Harry se tourna vers lui. Le visage lunaire de Neville luisait de sueur. Il semblait ne plus pouvoir supporter ce surcroît d’angoisse.
– Il y a mon nom dessus, répondit Harry.
Conscient de son imprudence, il referma les doigts sur la sphère poussiéreuse. Il s’était attendu à une sensation de froid mais la boule était tiède au contraire, comme si elle était restée des heures au soleil, comme si la lueur qui brillait à l’intérieur la réchauffait. Prévoyant, espérant même, que quelque chose de spectaculaire se produirait, quelque chose qui justifierait leur long et périlleux voyage, Harry ôta la sphère de son étagère et la regarda de près.
Il ne se passa rien du tout. Les autres firent cercle autour de lui, les yeux fixés sur le globe de verre qu’il frotta pour le débarrasser de sa poussière.
À cet instant, une voix traînante s’éleva derrière eux :
– Très bien, Potter, dit la voix. Maintenant retourne-toi lentement, gentiment, et donne-moi ça.
35. AU-DELÀ DU VOILE
Des silhouettes noires surgirent de partout, bloquant le passage des deux côtés. Des yeux brillaient à travers les fentes des cagoules et une douzaine de baguettes magiques allumées étaient pointées sur leurs poitrines. Ginny étouffa une exclamation d’horreur.
– Donne-moi ça, Potter, répéta la voix traînante de Lucius Malefoy qui tendait la main vers lui.
Harry sentit une nausée l’envahir. Ils étaient cernés par des adversaires deux fois supérieurs en nombre.
– Donne, insista Malefoy.
– Où est Sirius ? demanda Harry.
Les Mangemorts éclatèrent de rire. Une voix féminine, dure et sèche, s’éleva à la gauche de Harry et lança d’un ton triomphant :
– Le Seigneur des Ténèbres sait toujours comment faire !

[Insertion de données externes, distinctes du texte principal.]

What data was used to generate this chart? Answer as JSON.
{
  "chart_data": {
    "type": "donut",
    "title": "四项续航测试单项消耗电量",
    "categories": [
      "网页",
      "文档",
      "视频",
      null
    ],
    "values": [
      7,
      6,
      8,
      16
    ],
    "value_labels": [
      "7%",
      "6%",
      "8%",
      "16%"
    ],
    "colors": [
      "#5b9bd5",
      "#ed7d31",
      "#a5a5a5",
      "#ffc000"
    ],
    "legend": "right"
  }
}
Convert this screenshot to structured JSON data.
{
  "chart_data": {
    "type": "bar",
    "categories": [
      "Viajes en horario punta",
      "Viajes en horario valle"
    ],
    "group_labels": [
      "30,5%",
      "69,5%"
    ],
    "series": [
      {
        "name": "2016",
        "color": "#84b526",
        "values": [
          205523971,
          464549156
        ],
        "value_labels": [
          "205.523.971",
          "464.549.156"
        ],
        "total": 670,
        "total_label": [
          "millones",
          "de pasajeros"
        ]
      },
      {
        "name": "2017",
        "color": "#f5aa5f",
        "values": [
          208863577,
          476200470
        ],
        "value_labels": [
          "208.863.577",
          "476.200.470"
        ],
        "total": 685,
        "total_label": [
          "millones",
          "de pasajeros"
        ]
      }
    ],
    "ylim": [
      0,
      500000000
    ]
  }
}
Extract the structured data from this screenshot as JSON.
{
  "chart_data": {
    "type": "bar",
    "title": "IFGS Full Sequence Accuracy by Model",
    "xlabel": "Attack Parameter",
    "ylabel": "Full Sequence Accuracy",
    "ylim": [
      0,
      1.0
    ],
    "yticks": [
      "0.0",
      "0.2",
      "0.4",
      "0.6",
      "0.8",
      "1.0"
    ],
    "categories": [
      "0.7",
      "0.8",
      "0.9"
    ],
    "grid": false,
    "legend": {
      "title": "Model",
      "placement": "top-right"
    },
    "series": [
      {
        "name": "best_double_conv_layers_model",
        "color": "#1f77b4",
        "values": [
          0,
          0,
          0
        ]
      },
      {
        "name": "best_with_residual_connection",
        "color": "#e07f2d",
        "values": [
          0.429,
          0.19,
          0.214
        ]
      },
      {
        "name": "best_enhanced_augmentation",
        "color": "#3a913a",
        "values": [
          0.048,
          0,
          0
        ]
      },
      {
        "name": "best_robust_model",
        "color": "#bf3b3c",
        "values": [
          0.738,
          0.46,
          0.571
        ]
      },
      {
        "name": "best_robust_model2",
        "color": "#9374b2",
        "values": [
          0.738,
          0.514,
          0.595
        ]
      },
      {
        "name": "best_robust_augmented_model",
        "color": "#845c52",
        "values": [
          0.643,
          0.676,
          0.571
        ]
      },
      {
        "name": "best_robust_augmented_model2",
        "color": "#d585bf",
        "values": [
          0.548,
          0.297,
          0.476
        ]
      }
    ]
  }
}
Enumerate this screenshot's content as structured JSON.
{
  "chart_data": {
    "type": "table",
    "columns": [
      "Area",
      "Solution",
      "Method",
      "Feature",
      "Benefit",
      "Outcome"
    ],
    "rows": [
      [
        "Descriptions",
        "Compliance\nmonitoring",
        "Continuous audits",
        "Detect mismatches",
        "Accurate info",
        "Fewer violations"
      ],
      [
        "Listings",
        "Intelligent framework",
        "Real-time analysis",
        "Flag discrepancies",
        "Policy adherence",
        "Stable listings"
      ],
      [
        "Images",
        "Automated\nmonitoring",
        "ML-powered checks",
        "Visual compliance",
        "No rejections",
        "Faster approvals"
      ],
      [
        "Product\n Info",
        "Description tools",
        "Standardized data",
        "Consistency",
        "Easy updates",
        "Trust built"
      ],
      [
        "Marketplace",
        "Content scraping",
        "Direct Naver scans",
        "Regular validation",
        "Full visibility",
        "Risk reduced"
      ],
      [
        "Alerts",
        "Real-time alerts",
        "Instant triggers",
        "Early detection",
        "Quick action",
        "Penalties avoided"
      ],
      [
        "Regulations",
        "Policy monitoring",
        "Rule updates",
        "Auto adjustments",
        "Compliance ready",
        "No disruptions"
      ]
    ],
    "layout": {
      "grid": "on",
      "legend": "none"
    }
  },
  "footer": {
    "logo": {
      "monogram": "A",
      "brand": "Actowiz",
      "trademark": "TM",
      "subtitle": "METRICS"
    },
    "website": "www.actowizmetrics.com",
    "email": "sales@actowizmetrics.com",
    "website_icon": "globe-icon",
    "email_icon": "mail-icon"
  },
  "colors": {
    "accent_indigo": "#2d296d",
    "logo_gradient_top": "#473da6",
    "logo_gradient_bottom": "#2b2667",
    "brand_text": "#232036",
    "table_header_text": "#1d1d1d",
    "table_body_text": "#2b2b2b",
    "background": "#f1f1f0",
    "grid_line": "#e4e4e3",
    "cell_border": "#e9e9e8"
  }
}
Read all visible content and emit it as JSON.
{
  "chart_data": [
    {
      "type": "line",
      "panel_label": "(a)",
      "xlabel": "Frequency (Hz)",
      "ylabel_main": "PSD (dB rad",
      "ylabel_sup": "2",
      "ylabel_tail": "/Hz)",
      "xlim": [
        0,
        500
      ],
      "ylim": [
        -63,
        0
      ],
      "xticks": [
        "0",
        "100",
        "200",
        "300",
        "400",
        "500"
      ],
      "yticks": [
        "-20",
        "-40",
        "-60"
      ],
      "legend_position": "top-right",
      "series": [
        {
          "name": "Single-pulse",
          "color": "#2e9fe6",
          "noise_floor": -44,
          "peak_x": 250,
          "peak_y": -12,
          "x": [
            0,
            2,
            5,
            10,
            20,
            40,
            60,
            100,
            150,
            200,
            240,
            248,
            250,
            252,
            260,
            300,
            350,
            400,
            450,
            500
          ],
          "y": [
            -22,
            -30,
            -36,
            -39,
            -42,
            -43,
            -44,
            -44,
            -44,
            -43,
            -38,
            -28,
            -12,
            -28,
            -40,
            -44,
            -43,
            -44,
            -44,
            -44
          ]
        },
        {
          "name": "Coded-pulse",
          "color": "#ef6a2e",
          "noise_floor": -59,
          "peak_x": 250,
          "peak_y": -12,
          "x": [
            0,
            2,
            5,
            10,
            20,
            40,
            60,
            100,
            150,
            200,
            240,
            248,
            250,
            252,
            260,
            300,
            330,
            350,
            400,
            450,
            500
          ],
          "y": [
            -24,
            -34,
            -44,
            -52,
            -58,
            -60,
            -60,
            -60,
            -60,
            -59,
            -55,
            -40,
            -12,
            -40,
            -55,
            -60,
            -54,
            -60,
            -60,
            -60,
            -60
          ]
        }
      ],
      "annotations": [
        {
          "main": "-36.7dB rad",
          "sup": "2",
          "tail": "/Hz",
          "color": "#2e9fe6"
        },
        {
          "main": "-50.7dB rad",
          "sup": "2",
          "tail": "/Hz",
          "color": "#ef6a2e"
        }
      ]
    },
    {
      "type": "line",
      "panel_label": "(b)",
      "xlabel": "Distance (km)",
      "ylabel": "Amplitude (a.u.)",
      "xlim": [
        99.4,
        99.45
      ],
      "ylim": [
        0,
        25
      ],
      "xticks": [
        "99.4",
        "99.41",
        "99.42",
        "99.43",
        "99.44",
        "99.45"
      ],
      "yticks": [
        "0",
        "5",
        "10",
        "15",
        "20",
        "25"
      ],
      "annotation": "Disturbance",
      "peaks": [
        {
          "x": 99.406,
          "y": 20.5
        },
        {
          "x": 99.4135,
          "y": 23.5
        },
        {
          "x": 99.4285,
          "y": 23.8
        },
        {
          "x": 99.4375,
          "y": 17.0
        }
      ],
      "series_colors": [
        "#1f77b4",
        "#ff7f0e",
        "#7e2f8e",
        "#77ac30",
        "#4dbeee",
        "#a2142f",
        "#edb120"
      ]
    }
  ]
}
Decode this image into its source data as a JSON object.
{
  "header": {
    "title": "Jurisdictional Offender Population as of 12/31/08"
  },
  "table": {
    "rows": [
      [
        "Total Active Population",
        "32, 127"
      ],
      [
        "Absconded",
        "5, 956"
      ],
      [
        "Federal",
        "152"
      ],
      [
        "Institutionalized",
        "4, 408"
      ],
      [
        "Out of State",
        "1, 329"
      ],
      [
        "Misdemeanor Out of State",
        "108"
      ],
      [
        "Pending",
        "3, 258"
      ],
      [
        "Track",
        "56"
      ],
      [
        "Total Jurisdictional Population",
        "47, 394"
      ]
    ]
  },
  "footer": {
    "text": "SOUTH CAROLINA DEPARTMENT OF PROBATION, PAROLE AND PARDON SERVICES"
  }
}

– Toujours, dit doucement Malefoy, comme en écho. Maintenant, donne-moi la prophétie, Potter.
– Je veux savoir où est Sirius !
–
Les Mangemorts s’étaient rapprochés et n’étaient plus qu’à quelques dizaines de centimètres de Harry et des autres. Les rayons de lumière qui jaillissaient de leurs baguettes magiques l’éblouissaient.
– Vous l’avez fait prisonnier, dit Harry.
Il décida de ne pas prêter attention à la panique qu’il sentait monter dans sa poitrine, à cette peur qu’il combattait depuis le moment où ils s’étaient glissés dans l’allée quatre-vingt-dix-sept.
– Il est ici, je le sais.
– Le petit bébé f’est réveillé en furfaut et a cru que fon rêve était vrai, dit la femme en imitant une horrible voix d’enfant.
Harry sentit Ron bouger à côté de lui.
– Ne tente rien, marmonna Harry. Pas encore…
La femme éclata d’un rire rauque.
– Vous l’entendez ?
– Oh, tu ne connais pas Potter comme je le connais, Bellatrix, dit doucement Malefoy. Il a une faiblesse très marquée pour le mélodrame. Le Seigneur des Ténèbres a très bien compris cela chez lui.
– Je sais que Sirius est ici, répondit Harry.
Une peur panique lui serrait la poitrine. Il avait l’impression de ne plus pouvoir respirer normalement.
– Je sais que vous l’avez fait prisonnier !
De nouveau, les Mangemorts éclatèrent de rire et c’était la femme qui riait le plus fort.
– Il serait temps que tu apprennes à faire la différence entre la vie et les rêves, Potter, dit Malefoy. Donne-moi cette prophétie ou nous devrons nous servir de nos baguettes.
– Très bien, allez-y, répliqua Harry en brandissant la sienne.
Aussitôt, les cinq baguettes magiques de Ron, d’Hermione, de Neville, de Ginny et de Luna s’élevèrent en même temps autour de lui. Le nœud qui contractait l’estomac de Harry se resserra. Si vraiment Sirius n’était pas ici, il aurait mené ses amis à la mort sans aucune raison…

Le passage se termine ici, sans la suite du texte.